The best organizations are the ones who understand that talent is not in such short supply.
- Please read Stephen Brunt in the Globe, "Jays allowed to slip." (The headline might be a bit off, depending on your interpretation.)
It's a good read ... but please don't begrudge a little back-patting. A quick check shows that about eight months ago, this site applied Dan Rowe's phrase "uninterested ownership" to Rogers Communications' approach to running the Blue Jays. Brunt is picking it up and running with it as he only can:
"And so except for the (perhaps forced) departure of team president Paul Godfrey, this is a business that is being allowed to fall into maintenance mode. Lose a little money on an operating basis, create a bit of television programming for Sportsnet, give the paying customers reason to hope, but without incurring substantial risk."That was more or less the point back in the winter:
"Their revenues are what they are. Aside from the NFL, Canadians only watch sports the rest of the world barely plays, since we're sure to kick ass in those (that goes for hockey, curling and about a third of the Winter Olympics). Rogers, which in fairness, would have to do a lot worse to be as bad as Toronto's other corporate sports owner, will only increase payroll enough to make it look like they care about winning. Do you see what we're dealing with up here?"God love Stephen Brunt.

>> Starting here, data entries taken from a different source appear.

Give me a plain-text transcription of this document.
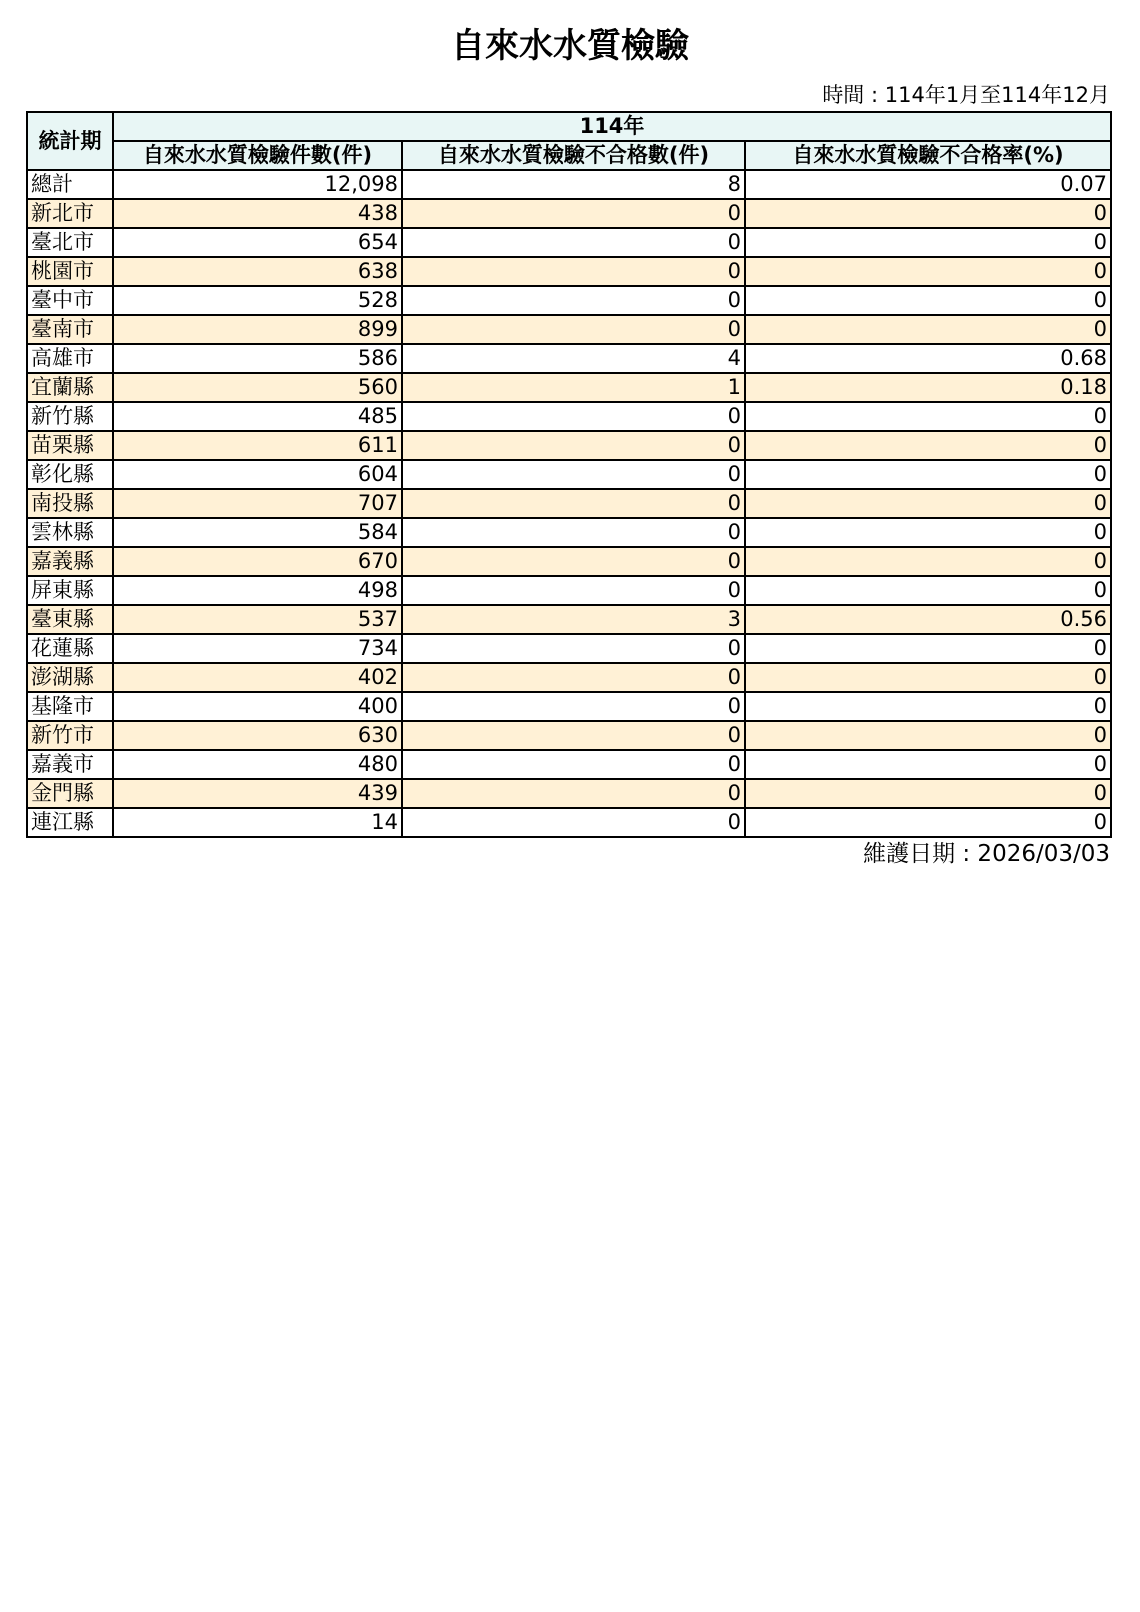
自來水水質檢驗
時間 : 114年1月至114年12月
統計期	114年		
	自來水水質檢驗件數(件)	自來水水質檢驗不合格數(件)	自來水水質檢驗不合格率(%)
總計	12,098	8	0.07
新北市	438	0	0
臺北市	654	0	0
桃園市	638	0	0
臺中市	528	0	0
臺南市	899	0	0
高雄市	586	4	0.68
宜蘭縣	560	1	0.18
新竹縣	485	0	0
苗栗縣	611	0	0
彰化縣	604	0	0
南投縣	707	0	0
雲林縣	584	0	0
嘉義縣	670	0	0
屏東縣	498	0	0
臺東縣	537	3	0.56
花蓮縣	734	0	0
澎湖縣	402	0	0
基隆市	400	0	0
新竹市	630	0	0
嘉義市	480	0	0
金門縣	439	0	0
連江縣	14	0	0
維護日期 : 2026/03/03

He is brilliant.
-- Some fat, dumb and bald guy, Deadspin, Feb. 22, 2008
- Who was saying that "the Jays will lose Burnett and be better for it?"
- The Royals shortstop Tony Pena will finish with the worst on-base percentage of any player who batted 200 times in a season in almost a century. The only player to do worse died 65 years ago.
John Gibbons, about a month before his firing, ordered Tony Pena to be intentionally walked.